- Andrej Karpathy said AI-written code is "bloaty" and "brittle."
- Karpathy coined the term vibe coding in February 2025.
- Security flaws have raised concerns about AI-generated code despite its popularity.
He coined the term "vibe coding," but he's not blown away by it.
At a talk at Sequoia Capital released on Wednesday, former Tesla AI head and OpenAI founding member Andrej Karpathy said that code written by AI can still be messy and needs human supervision.
"Right now, the answer is that the agents are like these intern entities," he said. "You basically still have to be in charge of the aesthetics, the judgment, the taste, and a little bit of oversight."
That's because the AI-constructed code is far from perfect, he said.
"Sometimes I get a little bit of a heart attack because it's not like super amazing code necessarily all the time," he said. "It's very bloaty, and there's a lot of copy-paste, and there's awkward abstractions that are brittle, and it works, but it's just really gross."
Karpathy, who now runs the AI-powered education platform Eureka Labs, introduced the concept of "vibe coding" in a post on X in February last year. He described it as a highly AI-assisted style of development in which builders barely touch the code themselves. In November, Collins Dictionary named vibe coding as its 2025 word of the year, cementing its importance in both tech and non-tech circles.
On Wednesday's talk, the OpenAI cofounder said that humans will remain in charge of some high-level development decisions, while the AI does a lot "under the hood."
Karpathy added that there's nothing "fundamental" preventing AI from writing clean code; it's that labs haven't focused on this problem during model training yet.

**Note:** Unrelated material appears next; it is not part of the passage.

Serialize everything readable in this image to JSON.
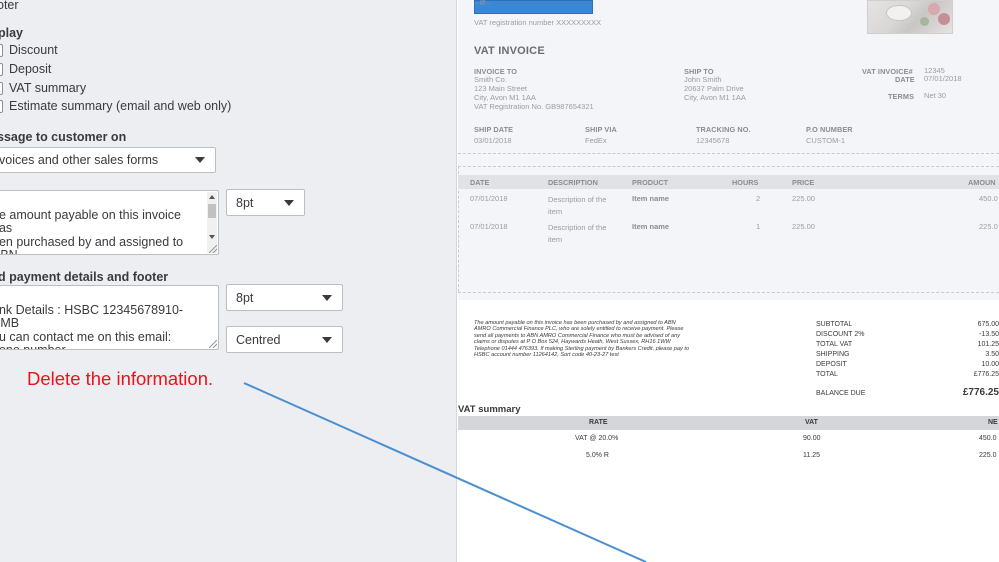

The vibe coding wave, which took off even before Karpathy coined the term, has disrupted how tech companies hire and reward employees and shaken software stocks. It's prompted an influx of companies building tools for professional and novice developers, and sent the valuations of startups such as Lovable, Cursor, and Replit well into the billions.
Despite this virality, professional developers discourage an overreliance on AI because it can produce messy, untested code. Recent security stumbles that risk exposing company data have also given users another reason tobe wary of vibe coding.
Last week, the Swedish vibe coding platform Lovable said it had detected a security error after user backlash on X.
"Unfortunately, in February, while unifying permissions in our backend, we accidentally re-enabled access to chats on public projects," Lovable wrote on X. "Upon learning this, we immediately reverted the change to make all public projects' chats private again. We appreciate the researchers who uncovered this."